New Nodes – Use the claccess command or clsetup utility with privileges to add a node to a cluster. For more information, see Chapter 8, Administering Cluster Nodes, in Oracle Solaris Cluster 4.3 System Administration Guide .
The default setting for access status is claccess deny-all. You should change this only when you want to perform a privileged operation, such as adding a new node. You should restore the deny-all status when you are finished. If you expect to make frequent changes to cluster configurations, you can ensure maximum trust for new systems by selecting a more secure authentication protocol using the /usr/cluster/bin/claccess -p protocol=authentication-protocol command. For more information, see the claccess(1CL) man page and Chapter 10, Configuring Network Services Authentication, in Managing Kerberos and Other Authentication Services in Oracle Solaris 11.3 .
Trusted Extensions – The Oracle Solaris Trusted Extensions feature can be enabled for use in a zone cluster. For more information, see Guidelines for Trusted Extensions in a Zone Cluster in Oracle Solaris Cluster 4.3 Software Installation Guide and How to Install and Configure Trusted Extensions in Oracle Solaris Cluster 4.3 Software Installation Guide .
Zone Clusters – A zone cluster is composed of one or more non-global zones of the solaris brand, the solaris10 brand, or the labeled brand set with the cluster attribute. A labeled brand zone cluster is only for use with the Trusted Extensions feature of Oracle Solaris software.
You create a zone cluster by using the clzonecluster command or the clsetup utility. You can run supported services on the zone cluster similar to a global cluster, with the isolation that is provided by Oracle Solaris zones. For more information, see Creating and Configuring a Zone Cluster in Oracle Solaris Cluster 4.3 Software Installation Guide and Working With a Zone Cluster in Oracle Solaris Cluster 4.3 System Administration Guide .
Secure Connections to Cluster Consoles – You must establish secure shell connections to the consoles of the cluster nodes. For more information about the pconsole utility, see How to Connect Securely to Cluster Consoles in Oracle Solaris Cluster 4.3 System Administration Guide .
Common Agent Container – The Oracle Solaris Cluster Manager GUI uses strong encryption techniques to ensure secure communication between the Oracle Solaris Cluster management stacks on each cluster node.
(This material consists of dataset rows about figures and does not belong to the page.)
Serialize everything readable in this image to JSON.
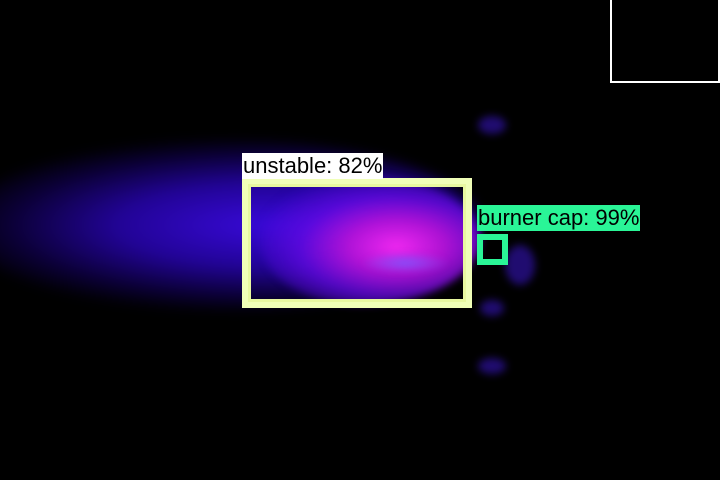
{
  "detections": [
    {
      "label": "unstable: 82%",
      "color": "#f0ffb8"
    },
    {
      "label": "burner cap: 99%",
      "color": "#2af597"
    }
  ],
  "colors": {
    "background": "#000000",
    "flame_outer": "#3c0ae6",
    "flame_core": "#f028f0",
    "corner_frame": "#ffffff"
  }
}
For more information, see Troubleshooting Oracle Solaris Cluster Manager in Oracle Solaris Cluster 4.3 System Administration Guide .
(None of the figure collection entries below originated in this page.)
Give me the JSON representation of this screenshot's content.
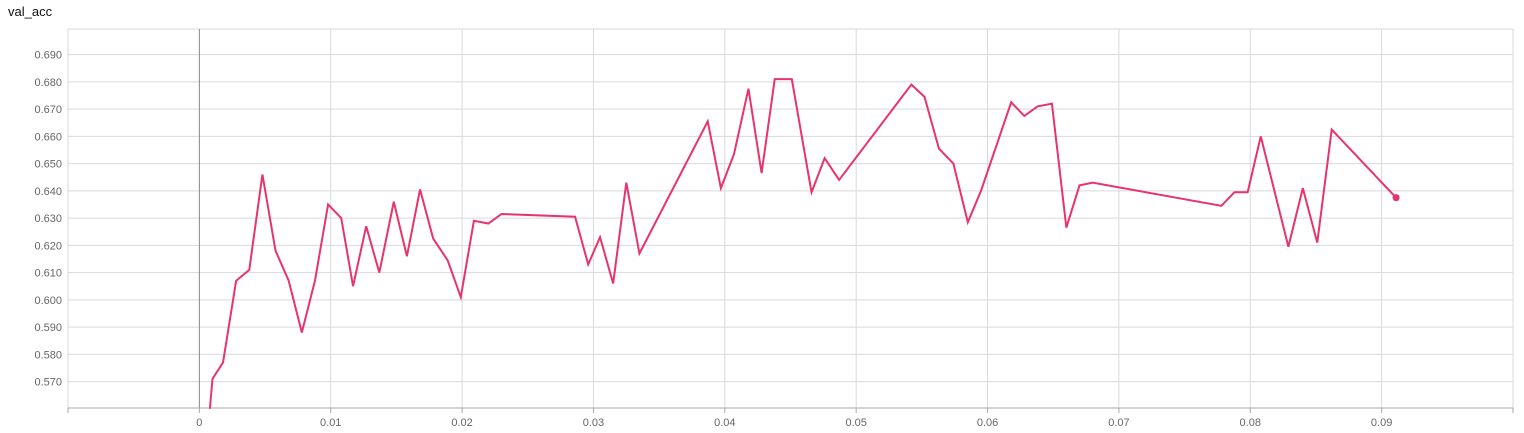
{
  "chart_data": {
    "type": "line",
    "title": "val_acc",
    "xlabel": "",
    "ylabel": "",
    "xlim": [
      -0.01,
      0.1
    ],
    "ylim": [
      0.5603,
      0.6994
    ],
    "x_ticks": [
      0,
      0.01,
      0.02,
      0.03,
      0.04,
      0.05,
      0.06,
      0.07,
      0.08,
      0.09
    ],
    "x_tick_labels": [
      "0",
      "0.01",
      "0.02",
      "0.03",
      "0.04",
      "0.05",
      "0.06",
      "0.07",
      "0.08",
      "0.09"
    ],
    "y_ticks": [
      0.57,
      0.58,
      0.59,
      0.6,
      0.61,
      0.62,
      0.63,
      0.64,
      0.65,
      0.66,
      0.67,
      0.68,
      0.69
    ],
    "y_tick_labels": [
      "0.570",
      "0.580",
      "0.590",
      "0.600",
      "0.610",
      "0.620",
      "0.630",
      "0.640",
      "0.650",
      "0.660",
      "0.670",
      "0.680",
      "0.690"
    ],
    "grid": true,
    "line_color": "#e8336d",
    "series": [
      {
        "x": [
          0.0008,
          0.001,
          0.0018,
          0.0028,
          0.0038,
          0.0048,
          0.0058,
          0.0068,
          0.0078,
          0.0088,
          0.0098,
          0.0108,
          0.0117,
          0.0127,
          0.0137,
          0.0148,
          0.0158,
          0.0168,
          0.0178,
          0.0189,
          0.0199,
          0.0209,
          0.022,
          0.023,
          0.0286,
          0.0296,
          0.0305,
          0.0315,
          0.0325,
          0.0335,
          0.0387,
          0.0397,
          0.0407,
          0.0418,
          0.0428,
          0.0438,
          0.0451,
          0.0466,
          0.0476,
          0.0487,
          0.0542,
          0.0552,
          0.0563,
          0.0574,
          0.0585,
          0.0595,
          0.0618,
          0.0628,
          0.0638,
          0.0649,
          0.066,
          0.067,
          0.068,
          0.0778,
          0.0788,
          0.0798,
          0.0808,
          0.0829,
          0.084,
          0.0851,
          0.0862,
          0.0911
        ],
        "y": [
          0.56,
          0.571,
          0.577,
          0.607,
          0.611,
          0.646,
          0.618,
          0.607,
          0.588,
          0.607,
          0.635,
          0.63,
          0.605,
          0.627,
          0.61,
          0.636,
          0.616,
          0.6405,
          0.6225,
          0.6145,
          0.601,
          0.629,
          0.628,
          0.6315,
          0.6305,
          0.613,
          0.623,
          0.606,
          0.643,
          0.617,
          0.6655,
          0.641,
          0.6535,
          0.6775,
          0.6465,
          0.681,
          0.681,
          0.6395,
          0.652,
          0.644,
          0.679,
          0.6745,
          0.6555,
          0.65,
          0.6285,
          0.64,
          0.6725,
          0.6675,
          0.671,
          0.672,
          0.6265,
          0.642,
          0.643,
          0.6345,
          0.6395,
          0.6395,
          0.66,
          0.6195,
          0.641,
          0.621,
          0.6625,
          0.6375
        ]
      }
    ]
  }
}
Logging – Oracle Solaris Cluster software uses the syslogd command to record error and status messages. Ensure that you set up the /etc/syslog.conf file to control where the messages are stored. You should also securely protect the log files, such as the /var/adm/messages file. For more information, see Administering the Cluster in Oracle Solaris Cluster 4.3 System Administration Guide .
Auditing – Oracle Solaris Cluster is enabled by default, as it is in the Oracle Solaris OS. Auditing stores all executed commands in the /var/cluster/logs/commandlog file, and you should set the protections on the file as appropriate. For more information, see How to View the Contents of Oracle Solaris Cluster Command Logs in Oracle Solaris Cluster 4.3 System Administration Guide .
Oracle Solaris OS Hardening – Oracle Solaris Cluster uses security hardening techniques to reconfigure the Oracle Solaris OS into a hardened state. Additionally, it can activate the Oracle Solaris system audit.